= Joseph Pope (politician) =

Canadian politician

Joseph Pope (June 20, 1803 - September 3, 1895) was a businessman and political figure in Prince Edward Island, Canada. He represented Prince County in the Legislative Assembly of Prince Edward Island from 1830 to 1853.

He was born in Turnchapel, Plymstock, England, the son of Thomas Pope, was educated at West Hore, Plymstock and came to Prince Edward Island in 1819, entering a timber business established by his brother and half-brother. He married Lucy Colledge in 1824. In 1828, Pope took over the operation of the business after his partners returned to England; he also became land agent for a land owner in the Bedeque area in the same year.
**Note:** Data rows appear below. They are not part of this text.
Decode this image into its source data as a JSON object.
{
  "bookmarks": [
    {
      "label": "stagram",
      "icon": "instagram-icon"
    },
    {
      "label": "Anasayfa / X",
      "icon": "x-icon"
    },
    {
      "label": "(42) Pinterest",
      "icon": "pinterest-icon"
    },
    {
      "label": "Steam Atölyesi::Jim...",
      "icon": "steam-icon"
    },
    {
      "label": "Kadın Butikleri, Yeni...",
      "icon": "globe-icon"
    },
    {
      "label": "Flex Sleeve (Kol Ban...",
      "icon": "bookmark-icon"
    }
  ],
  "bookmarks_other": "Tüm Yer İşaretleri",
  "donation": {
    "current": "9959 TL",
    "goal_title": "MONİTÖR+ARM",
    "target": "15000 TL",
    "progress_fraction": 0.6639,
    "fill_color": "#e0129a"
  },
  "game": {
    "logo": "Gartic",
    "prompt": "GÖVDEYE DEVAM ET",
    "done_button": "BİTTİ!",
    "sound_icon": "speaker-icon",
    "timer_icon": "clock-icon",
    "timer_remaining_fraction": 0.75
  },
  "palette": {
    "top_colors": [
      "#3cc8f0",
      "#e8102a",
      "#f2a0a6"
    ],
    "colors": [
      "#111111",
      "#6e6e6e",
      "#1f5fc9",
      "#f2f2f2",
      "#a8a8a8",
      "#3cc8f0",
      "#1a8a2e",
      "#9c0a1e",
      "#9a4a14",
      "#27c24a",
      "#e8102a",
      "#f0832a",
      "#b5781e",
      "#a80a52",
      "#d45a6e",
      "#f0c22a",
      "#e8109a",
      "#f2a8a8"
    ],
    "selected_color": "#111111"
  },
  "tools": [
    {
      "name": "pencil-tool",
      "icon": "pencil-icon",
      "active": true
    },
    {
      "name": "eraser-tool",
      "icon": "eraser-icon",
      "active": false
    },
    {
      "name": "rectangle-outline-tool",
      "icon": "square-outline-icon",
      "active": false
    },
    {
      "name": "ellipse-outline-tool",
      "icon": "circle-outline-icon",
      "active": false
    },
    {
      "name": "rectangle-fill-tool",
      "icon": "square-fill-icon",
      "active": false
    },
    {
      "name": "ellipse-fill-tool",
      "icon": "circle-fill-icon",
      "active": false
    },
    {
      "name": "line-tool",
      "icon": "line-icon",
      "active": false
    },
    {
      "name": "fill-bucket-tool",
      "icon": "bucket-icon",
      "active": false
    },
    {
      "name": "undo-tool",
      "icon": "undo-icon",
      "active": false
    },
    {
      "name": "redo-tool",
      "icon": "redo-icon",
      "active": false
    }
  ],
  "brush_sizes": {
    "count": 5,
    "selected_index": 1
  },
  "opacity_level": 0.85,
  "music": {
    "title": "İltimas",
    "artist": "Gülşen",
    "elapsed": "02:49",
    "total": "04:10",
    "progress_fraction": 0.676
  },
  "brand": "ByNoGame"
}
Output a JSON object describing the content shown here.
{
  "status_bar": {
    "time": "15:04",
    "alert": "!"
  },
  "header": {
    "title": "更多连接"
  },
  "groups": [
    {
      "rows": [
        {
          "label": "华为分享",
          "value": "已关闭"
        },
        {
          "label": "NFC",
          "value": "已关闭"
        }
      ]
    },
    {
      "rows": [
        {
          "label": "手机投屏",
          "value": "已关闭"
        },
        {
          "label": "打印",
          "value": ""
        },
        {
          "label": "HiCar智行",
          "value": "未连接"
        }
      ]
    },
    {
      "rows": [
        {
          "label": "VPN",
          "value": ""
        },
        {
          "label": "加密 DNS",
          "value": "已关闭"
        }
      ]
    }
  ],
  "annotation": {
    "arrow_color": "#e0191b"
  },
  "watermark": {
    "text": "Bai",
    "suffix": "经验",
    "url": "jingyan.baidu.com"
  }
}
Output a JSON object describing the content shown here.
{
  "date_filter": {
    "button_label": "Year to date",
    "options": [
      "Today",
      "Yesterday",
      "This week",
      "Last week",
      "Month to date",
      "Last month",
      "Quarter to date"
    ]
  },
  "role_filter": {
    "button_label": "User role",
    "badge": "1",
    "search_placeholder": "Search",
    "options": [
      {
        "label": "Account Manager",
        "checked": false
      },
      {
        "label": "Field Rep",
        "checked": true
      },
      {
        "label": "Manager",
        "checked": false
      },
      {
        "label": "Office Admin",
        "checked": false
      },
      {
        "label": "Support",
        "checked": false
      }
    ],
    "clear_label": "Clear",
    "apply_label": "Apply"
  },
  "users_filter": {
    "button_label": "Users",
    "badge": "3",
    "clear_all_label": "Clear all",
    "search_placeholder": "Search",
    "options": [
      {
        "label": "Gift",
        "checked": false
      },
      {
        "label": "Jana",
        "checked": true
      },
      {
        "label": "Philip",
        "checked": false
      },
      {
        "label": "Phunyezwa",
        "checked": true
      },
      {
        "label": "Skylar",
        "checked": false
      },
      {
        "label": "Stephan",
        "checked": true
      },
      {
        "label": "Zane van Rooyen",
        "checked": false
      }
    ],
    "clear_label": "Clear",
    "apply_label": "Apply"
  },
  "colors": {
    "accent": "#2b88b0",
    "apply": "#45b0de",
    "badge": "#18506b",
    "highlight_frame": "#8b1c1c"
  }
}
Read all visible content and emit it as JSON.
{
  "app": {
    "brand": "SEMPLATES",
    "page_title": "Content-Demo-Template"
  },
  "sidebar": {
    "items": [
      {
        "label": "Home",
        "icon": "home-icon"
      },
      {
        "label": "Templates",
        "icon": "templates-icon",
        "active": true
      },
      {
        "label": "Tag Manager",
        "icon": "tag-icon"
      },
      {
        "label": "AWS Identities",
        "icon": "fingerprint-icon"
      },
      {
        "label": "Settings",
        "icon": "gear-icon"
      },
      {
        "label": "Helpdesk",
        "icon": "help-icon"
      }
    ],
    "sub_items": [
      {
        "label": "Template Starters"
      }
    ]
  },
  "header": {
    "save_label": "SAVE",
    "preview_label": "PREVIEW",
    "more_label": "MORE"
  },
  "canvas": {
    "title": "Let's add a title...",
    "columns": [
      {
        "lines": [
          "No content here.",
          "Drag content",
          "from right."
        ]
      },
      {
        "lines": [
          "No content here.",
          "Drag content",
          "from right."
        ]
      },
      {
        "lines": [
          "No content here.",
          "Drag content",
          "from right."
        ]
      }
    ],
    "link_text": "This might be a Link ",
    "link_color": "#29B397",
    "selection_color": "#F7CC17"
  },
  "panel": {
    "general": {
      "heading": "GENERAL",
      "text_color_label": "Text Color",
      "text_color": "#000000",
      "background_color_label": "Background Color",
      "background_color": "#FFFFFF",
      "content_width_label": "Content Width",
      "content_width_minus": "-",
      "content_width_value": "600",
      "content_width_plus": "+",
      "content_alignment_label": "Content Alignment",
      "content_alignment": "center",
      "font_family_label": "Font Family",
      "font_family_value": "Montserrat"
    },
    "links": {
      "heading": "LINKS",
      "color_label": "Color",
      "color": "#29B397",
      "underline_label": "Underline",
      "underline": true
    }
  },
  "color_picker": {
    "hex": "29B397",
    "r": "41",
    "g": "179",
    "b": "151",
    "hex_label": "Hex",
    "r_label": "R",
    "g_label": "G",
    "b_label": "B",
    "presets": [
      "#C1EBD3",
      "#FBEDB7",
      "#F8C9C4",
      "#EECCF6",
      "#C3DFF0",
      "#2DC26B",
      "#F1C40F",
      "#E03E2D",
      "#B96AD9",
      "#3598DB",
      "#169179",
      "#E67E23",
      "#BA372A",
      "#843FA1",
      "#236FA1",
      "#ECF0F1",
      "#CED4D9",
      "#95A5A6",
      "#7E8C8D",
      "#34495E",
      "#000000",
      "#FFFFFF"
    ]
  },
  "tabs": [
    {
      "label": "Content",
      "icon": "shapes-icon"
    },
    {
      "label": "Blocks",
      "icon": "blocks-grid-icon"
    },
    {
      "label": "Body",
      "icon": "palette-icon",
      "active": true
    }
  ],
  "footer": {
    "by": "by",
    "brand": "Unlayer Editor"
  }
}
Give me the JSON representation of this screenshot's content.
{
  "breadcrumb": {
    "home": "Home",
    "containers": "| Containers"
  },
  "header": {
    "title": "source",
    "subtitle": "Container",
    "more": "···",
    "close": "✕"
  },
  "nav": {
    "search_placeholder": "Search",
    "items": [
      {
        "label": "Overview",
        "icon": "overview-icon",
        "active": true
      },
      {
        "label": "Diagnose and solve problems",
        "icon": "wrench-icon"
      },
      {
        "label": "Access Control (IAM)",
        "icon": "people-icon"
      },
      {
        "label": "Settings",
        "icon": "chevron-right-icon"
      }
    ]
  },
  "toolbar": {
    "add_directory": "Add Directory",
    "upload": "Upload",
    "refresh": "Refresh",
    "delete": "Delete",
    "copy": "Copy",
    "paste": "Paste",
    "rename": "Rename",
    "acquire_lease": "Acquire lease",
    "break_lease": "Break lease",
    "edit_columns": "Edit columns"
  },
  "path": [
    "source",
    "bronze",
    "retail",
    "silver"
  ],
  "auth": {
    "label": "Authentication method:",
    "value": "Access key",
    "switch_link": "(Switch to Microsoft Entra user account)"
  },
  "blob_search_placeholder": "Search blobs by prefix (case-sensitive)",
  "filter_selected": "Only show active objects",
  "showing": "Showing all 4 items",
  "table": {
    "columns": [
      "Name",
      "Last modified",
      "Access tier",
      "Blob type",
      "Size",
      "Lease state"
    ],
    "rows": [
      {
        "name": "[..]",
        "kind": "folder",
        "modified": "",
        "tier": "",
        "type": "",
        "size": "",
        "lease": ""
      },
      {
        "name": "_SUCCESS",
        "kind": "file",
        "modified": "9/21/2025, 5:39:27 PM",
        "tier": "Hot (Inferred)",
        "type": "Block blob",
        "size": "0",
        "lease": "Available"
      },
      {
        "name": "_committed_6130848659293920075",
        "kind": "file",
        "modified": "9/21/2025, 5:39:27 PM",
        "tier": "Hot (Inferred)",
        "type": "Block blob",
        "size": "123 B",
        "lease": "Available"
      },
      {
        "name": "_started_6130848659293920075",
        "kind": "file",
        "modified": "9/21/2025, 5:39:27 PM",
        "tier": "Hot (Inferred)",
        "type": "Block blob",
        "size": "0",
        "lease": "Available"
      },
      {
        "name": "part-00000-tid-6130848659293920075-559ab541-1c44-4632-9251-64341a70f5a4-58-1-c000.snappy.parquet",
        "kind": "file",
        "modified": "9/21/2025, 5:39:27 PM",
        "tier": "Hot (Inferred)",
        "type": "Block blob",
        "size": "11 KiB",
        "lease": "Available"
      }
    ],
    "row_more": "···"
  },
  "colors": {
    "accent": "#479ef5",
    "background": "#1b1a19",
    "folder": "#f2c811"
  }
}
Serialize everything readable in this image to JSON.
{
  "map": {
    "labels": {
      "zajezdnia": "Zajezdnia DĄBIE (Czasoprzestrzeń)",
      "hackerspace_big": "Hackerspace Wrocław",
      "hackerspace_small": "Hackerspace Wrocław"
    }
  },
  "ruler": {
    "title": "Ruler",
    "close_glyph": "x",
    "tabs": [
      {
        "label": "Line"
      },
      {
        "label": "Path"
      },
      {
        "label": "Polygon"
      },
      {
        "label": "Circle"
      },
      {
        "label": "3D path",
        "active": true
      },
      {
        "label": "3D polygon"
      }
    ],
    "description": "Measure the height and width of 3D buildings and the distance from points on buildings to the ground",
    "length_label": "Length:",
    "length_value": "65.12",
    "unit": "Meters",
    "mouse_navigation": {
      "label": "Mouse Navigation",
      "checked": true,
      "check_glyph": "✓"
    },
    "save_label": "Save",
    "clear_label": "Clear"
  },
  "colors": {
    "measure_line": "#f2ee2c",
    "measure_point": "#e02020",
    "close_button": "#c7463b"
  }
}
Pope was also involved in ship building. In 1830, he married Eliza Campbell after the death of his first wife. Pope was named to the Executive Council in 1839 and also served as speaker for the assembly from 1843 to 1849. In 1848, he married Eliza M. Cooke. Pope was a major in the local militia and a tax collector. He was named treasurer for the colony in 1851. He left the island in 1853, with the intention of moving to Australia, but his wife's illness forced him to settle in Liverpool, where he became a merchant. In 1868, he returned to the island. Two years later, his son James, then the island's premier, named him colonial treasurer and manager of the government Savings Bank. He also served as commissioner of crown and public lands. Pope retired in 1883 and died in Charlottetown in 1895.

His son William served in the provincial assembly.